Jonathan_S wrote:penny wrote:I'm having a hard time with there not being a nominal acceleration in hyper. I know that text says enemy forces meet in hyper to hide, plan, etc. But hyper has a velocity, though nowhere near the velocity of a grav wave, that is much faster than the would be velocity in n-space. That implies -- let's say for the sake of argument -- for every 1 km moved you actually move 100,000 km. Well, for every meter moved you actually travel 100,000 meters? On down to centimeters. That means ships would have to hold station perfectly to prevent any acceleration. I can't wrap my head around that. Thus, when entering hyper there simply has to be a nominal acceleration, at least until a relative velocity of zero is achieved.

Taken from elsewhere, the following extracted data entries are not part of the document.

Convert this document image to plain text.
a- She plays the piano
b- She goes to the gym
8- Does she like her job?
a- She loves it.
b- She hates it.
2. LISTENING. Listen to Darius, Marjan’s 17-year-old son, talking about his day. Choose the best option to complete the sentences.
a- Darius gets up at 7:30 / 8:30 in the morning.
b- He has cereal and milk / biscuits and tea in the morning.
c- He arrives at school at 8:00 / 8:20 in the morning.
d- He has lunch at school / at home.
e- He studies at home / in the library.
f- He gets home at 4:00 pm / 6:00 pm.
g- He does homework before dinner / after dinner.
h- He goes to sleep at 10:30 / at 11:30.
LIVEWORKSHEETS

And if something is being towed, the beam should snap.
It's described more like the width of the galaxy is X% smaller each layer of hyper you go up.
So in the Alpha bands it isn't 4.246 LY from Earth to Proxima Centauri -- it's only 25 light-days. Distances between systems shrink by 62 times there.

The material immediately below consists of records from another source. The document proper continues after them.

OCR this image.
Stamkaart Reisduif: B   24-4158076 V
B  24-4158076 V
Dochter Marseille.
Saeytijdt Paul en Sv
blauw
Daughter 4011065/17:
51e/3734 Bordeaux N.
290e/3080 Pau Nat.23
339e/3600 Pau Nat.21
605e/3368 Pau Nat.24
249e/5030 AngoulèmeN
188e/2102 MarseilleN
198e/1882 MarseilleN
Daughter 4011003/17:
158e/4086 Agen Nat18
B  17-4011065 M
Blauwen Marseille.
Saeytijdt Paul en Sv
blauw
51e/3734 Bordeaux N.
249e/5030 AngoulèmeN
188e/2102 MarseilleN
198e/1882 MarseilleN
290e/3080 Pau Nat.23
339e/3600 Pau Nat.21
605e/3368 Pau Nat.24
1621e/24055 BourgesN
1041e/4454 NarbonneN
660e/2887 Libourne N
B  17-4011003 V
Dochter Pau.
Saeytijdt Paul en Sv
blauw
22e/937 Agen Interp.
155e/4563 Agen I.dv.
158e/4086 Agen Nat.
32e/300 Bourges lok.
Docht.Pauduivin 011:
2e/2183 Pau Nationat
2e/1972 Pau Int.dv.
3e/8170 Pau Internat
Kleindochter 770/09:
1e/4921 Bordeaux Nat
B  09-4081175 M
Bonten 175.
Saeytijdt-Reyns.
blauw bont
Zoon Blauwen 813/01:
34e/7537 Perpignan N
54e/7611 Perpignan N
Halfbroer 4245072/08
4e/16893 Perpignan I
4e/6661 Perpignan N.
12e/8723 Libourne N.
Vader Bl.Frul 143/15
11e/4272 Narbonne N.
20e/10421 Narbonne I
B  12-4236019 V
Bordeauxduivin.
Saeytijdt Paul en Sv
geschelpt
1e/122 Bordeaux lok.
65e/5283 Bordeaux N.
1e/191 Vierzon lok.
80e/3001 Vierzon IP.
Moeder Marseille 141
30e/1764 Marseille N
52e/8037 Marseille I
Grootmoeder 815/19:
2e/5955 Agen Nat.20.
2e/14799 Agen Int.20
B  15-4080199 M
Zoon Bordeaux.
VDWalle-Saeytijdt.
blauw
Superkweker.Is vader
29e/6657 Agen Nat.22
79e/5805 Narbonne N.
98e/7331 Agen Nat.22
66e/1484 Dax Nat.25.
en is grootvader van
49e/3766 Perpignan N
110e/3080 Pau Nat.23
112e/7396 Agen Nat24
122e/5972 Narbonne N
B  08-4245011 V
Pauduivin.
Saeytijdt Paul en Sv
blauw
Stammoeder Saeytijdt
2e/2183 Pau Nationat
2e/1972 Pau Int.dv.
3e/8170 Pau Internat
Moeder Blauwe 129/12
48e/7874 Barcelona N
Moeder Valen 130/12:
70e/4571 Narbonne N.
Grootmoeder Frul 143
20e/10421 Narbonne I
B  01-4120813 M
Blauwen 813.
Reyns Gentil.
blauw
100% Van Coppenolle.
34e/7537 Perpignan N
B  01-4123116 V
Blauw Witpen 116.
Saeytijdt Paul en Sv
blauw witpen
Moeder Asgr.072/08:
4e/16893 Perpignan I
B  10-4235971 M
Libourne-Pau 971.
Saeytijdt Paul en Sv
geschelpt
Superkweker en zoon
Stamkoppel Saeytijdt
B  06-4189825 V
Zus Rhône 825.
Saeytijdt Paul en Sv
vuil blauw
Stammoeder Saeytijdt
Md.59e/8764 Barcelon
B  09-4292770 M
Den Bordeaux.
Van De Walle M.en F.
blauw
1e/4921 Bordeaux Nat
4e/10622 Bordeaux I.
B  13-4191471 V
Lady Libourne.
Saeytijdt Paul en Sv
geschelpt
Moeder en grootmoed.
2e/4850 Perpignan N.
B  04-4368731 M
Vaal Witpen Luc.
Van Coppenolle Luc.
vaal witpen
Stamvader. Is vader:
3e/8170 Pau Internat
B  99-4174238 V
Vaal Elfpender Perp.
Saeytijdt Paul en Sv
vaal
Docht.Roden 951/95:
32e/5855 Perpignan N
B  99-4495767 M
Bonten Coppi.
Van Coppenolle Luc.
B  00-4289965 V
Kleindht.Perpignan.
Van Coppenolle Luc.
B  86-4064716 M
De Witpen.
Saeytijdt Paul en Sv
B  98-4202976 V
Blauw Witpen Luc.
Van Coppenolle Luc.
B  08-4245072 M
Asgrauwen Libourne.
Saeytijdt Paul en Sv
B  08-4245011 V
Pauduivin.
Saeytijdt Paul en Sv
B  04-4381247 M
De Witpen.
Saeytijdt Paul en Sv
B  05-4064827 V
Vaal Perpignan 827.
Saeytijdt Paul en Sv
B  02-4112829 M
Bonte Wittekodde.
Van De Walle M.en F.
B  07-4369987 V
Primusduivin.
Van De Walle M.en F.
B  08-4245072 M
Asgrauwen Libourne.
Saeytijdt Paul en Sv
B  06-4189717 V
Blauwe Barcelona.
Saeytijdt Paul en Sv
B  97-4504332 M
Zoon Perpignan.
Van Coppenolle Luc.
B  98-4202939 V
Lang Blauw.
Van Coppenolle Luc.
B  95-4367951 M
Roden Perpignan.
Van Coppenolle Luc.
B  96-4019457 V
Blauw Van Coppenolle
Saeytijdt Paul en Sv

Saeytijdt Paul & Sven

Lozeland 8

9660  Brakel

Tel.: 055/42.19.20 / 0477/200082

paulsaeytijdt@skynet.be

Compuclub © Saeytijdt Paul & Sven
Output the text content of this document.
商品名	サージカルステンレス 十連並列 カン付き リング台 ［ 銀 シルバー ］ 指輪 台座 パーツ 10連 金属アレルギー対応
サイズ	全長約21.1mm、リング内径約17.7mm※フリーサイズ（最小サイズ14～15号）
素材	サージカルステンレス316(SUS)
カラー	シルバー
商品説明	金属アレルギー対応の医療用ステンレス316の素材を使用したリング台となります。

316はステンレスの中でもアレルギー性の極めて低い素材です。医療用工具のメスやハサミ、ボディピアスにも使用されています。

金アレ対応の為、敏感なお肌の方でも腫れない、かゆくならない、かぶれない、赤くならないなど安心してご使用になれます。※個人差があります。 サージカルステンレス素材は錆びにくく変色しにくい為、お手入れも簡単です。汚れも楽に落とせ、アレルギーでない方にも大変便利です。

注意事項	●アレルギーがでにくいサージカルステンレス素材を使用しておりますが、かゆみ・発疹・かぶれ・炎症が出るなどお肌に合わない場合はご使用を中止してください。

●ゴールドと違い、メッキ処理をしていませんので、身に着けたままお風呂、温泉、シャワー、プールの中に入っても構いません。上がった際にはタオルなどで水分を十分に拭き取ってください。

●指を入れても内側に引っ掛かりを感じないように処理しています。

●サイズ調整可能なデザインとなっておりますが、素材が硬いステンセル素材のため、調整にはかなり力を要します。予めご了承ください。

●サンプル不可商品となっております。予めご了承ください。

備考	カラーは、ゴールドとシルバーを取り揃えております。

But the text in the books makes the relative accelerations and distances between objects in hyper appear to behave normally. Within the Alpha bands if you move a meter you've moved a meter. At least relatively to everything else in the Alpha bands. If you accelerate at 9.8 m/s^2 for 1 seconds you'll have gone 4.9 meters and be moving at 9.8 m/s*. It's only when you translate back into normal space that you discover that you're 303-ism meters (62x further than that 4.9 meters) from where you'd entered hyper.
*Assuming you'd started with 0 velocity.
Thats also how I rmemember it. Higher bands have a higher velicity multiplier compared to lower bands, however the factors between bands decrease, so the beta bands have a factor of 767 (62 times 12.37) and not 62*62=3884. See http://www.davidweber.net/posts/15-hyperband-graph.html
(The table makes me wonder a little about the velocity multiplier in the iota bands, which seems not to fit in the decreasing progression of the multiplication factor of the other values: 62.0, 12.37, 1.92, 1.48, 1.32, 1.24, 1.2, 1.16, 1.2)
Acceleration within the band is according to normal rules, but the maximum speed is lower due to higher particle density, creating problems for the particle shields.
Exception here are the grav waves, which allow for higher acceleration while using less energy, but require sails - grav turbulences will destroy the ship without sails, and impeller nodes will be destroyed by the stronger gravity within the waves.
Jonathan_S wrote:How fleets can still emerge more or less in formation is a point not addressed in RFC's physics. By the power of plot they do.
And similarly sensors of ships waiting in hyper somehow can't see other ships waiting across the solar system even if hyperlimit diameter / compression ratio yields a distance that's smaller than sensor range in hyperspace. <shrug>
Agreed. Those are two questions we might nost likely never get an answer for.